Sunday, August 2, 2015

RESTful RDP with big values

What if you want to use a big value, like a whole database table or weblog, as a Reactive Demand Programming signal value? This would make it possible to use RDP to orchestrate things like incremental MapReduce pipelines. Here's one weird trick to make it work.

In effect, each RDP signal becomes a RESTful server, speaking an HTTP-like protocol. Clients of a signal remember the ETag of the last version of the signal they've processed, and send it to the server on subsequent requests.

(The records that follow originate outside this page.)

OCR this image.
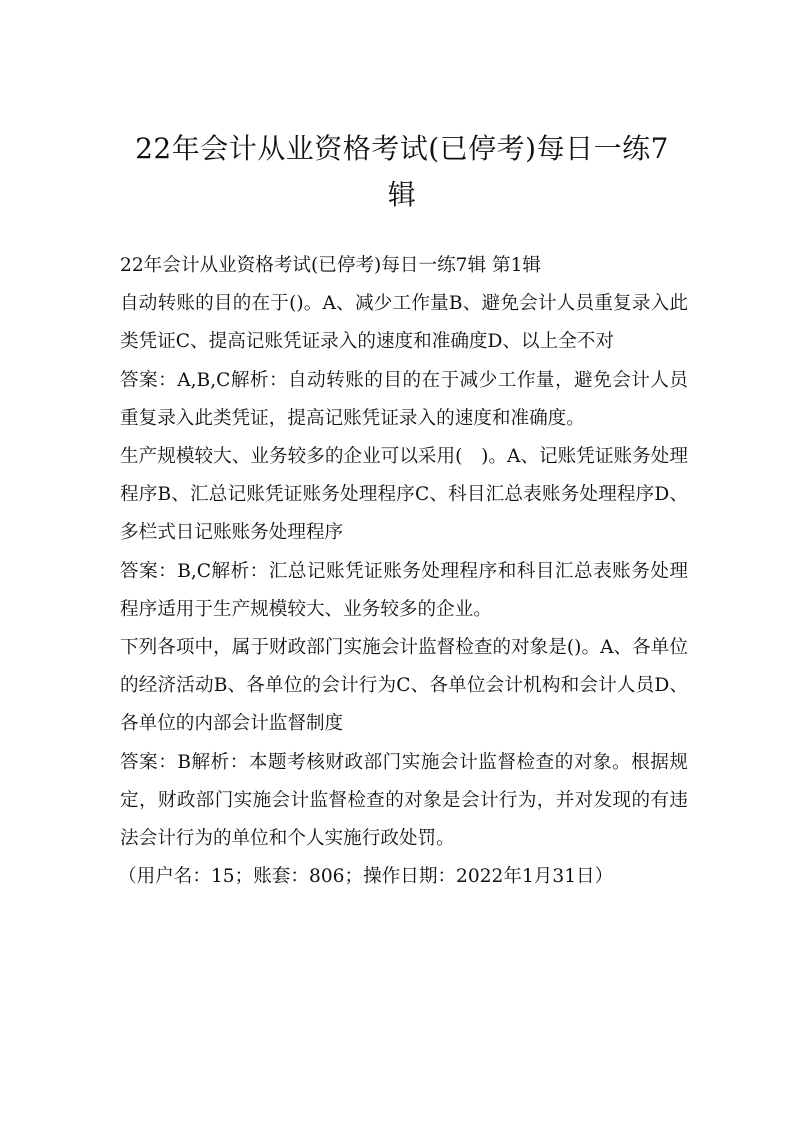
22年会计从业资格考试(已停考)每日一练7
辑

22年会计从业资格考试(已停考)每日一练7辑 第1辑

自动转账的目的在于()。A、减少工作量B、避免会计人员重复录入此类凭证C、提高记账凭证录入的速度和准确度D、以上全不对

答案：A,B,C解析：自动转账的目的在于减少工作量，避免会计人员重复录入此类凭证，提高记账凭证录入的速度和准确度。

生产规模较大、业务较多的企业可以采用(　)。A、记账凭证账务处理程序B、汇总记账凭证账务处理程序C、科目汇总表账务处理程序D、多栏式日记账账务处理程序

答案：B,C解析：汇总记账凭证账务处理程序和科目汇总表账务处理程序适用于生产规模较大、业务较多的企业。

下列各项中，属于财政部门实施会计监督检查的对象是()。A、各单位的经济活动B、各单位的会计行为C、各单位会计机构和会计人员D、各单位的内部会计监督制度

答案：B解析：本题考核财政部门实施会计监督检查的对象。根据规定，财政部门实施会计监督检查的对象是会计行为，并对发现的有违法会计行为的单位和个人实施行政处罚。

（用户名：15；账套：806；操作日期：2022年1月31日）
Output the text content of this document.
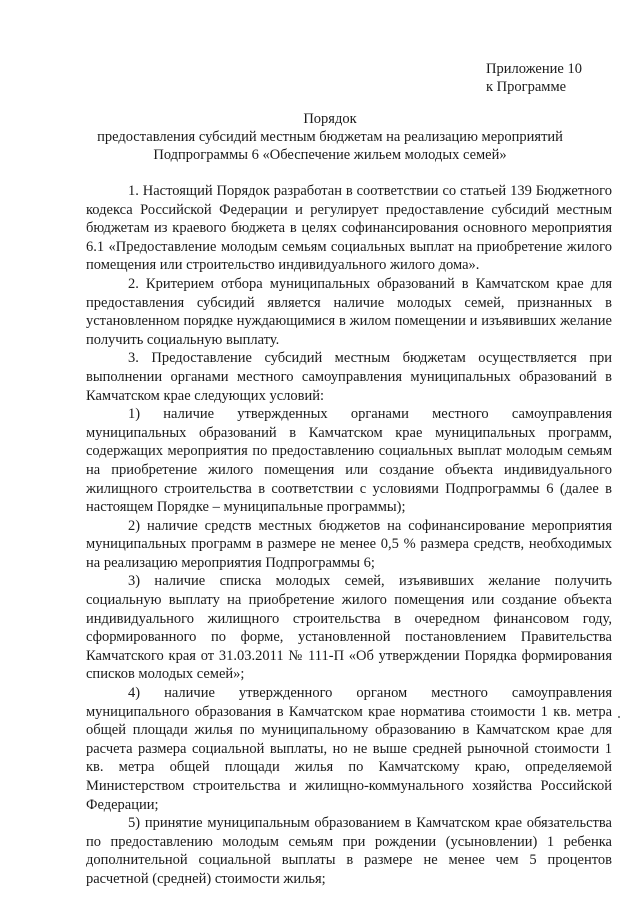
Приложение 10
к Программе
Порядок
предоставления субсидий местным бюджетам на реализацию мероприятий
Подпрограммы 6 «Обеспечение жильем молодых семей»

1. Настоящий Порядок разработан в соответствии со статьей 139 Бюджетного кодекса Российской Федерации и регулирует предоставление субсидий местным бюджетам из краевого бюджета в целях софинансирования основного мероприятия 6.1 «Предоставление молодым семьям социальных выплат на приобретение жилого помещения или строительство индивидуального жилого дома».

2. Критерием отбора муниципальных образований в Камчатском крае для предоставления субсидий является наличие молодых семей, признанных в установленном порядке нуждающимися в жилом помещении и изъявивших желание получить социальную выплату.

3. Предоставление субсидий местным бюджетам осуществляется при выполнении органами местного самоуправления муниципальных образований в Камчатском крае следующих условий:

1) наличие утвержденных органами местного самоуправления муниципальных образований в Камчатском крае муниципальных программ, содержащих мероприятия по предоставлению социальных выплат молодым семьям на приобретение жилого помещения или создание объекта индивидуального жилищного строительства в соответствии с условиями Подпрограммы 6 (далее в настоящем Порядке – муниципальные программы);

2) наличие средств местных бюджетов на софинансирование мероприятия муниципальных программ в размере не менее 0,5 % размера средств, необходимых на реализацию мероприятия Подпрограммы 6;

3) наличие списка молодых семей, изъявивших желание получить социальную выплату на приобретение жилого помещения или создание объекта индивидуального жилищного строительства в очередном финансовом году, сформированного по форме, установленной постановлением Правительства Камчатского края от 31.03.2011 № 111-П «Об утверждении Порядка формирования списков молодых семей»;

4) наличие утвержденного органом местного самоуправления муниципального образования в Камчатском крае норматива стоимости 1 кв. метра общей площади жилья по муниципальному образованию в Камчатском крае для расчета размера социальной выплаты, но не выше средней рыночной стоимости 1 кв. метра общей площади жилья по Камчатскому краю, определяемой Министерством строительства и жилищно-коммунального хозяйства Российской Федерации;

5) принятие муниципальным образованием в Камчатском крае обязательства по предоставлению молодым семьям при рождении (усыновлении) 1 ребенка дополнительной социальной выплаты в размере не менее чем 5 процентов расчетной (средней) стоимости жилья;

The protocol to retrieve the value of a signal may work like this:
  • If a client hasn't seen a previous version of the signal, it sends no ETag. The server replies with the complete value. The value may be split up into multiple pages, using something like an Atom paged feed. (Other non-sequential kinds of splits are possible: for example, tree-like data like a filesystem can be fetched in parallel using hierarchical splits.)
  • If a client has seen and processed a previous version of the signal it sends the stored ETag. There are three possibilities:
    • The content hasn't changed (i.e. the server's ETag matches the client-sent ETag), so the server replies with a status code that indicates that there is no new content (HTTP's 304 Not Modified).
    • The content has changed, so the server replies with a diff of the client's version versus the server's version.
    • The content has changed, but the server is unable to provide a diff against the client's version. This can happen for servers that do not keep a complete history, or also if the server determines that it's more efficient to have the client retrieve the whole value again instead of sending a diff. The client has to re-fetch the whole signal value, as if it had seen no previous version of the value.
I haven't worked out all the details, but I think this scheme could be made to work.


Daniel Yokomizo said...

Looks good. 304 should be used instead of 204 in that case though. RFC 7232 may provide some food for thought.

dmbarbour said...

Leveraging HTTP protocol for RDP is something I've planned to do. Though, my work on RDP was tabled to work on other aspects of my Awelon project. My sketched designs for RDP over HTTP had pushed differences into the URL query string. The reply could include information such as stability of the signal and a URL to query again in the near future.

I was planning to leverage this together with exponential decay, i.e. such that users can examine the deep past (albeit at diminishing detail).

With the e-tag approach, I'd recommend use of `accept` (on GET) and `content-type` fields (on the result) to indicate diffs vs. whole-value signals.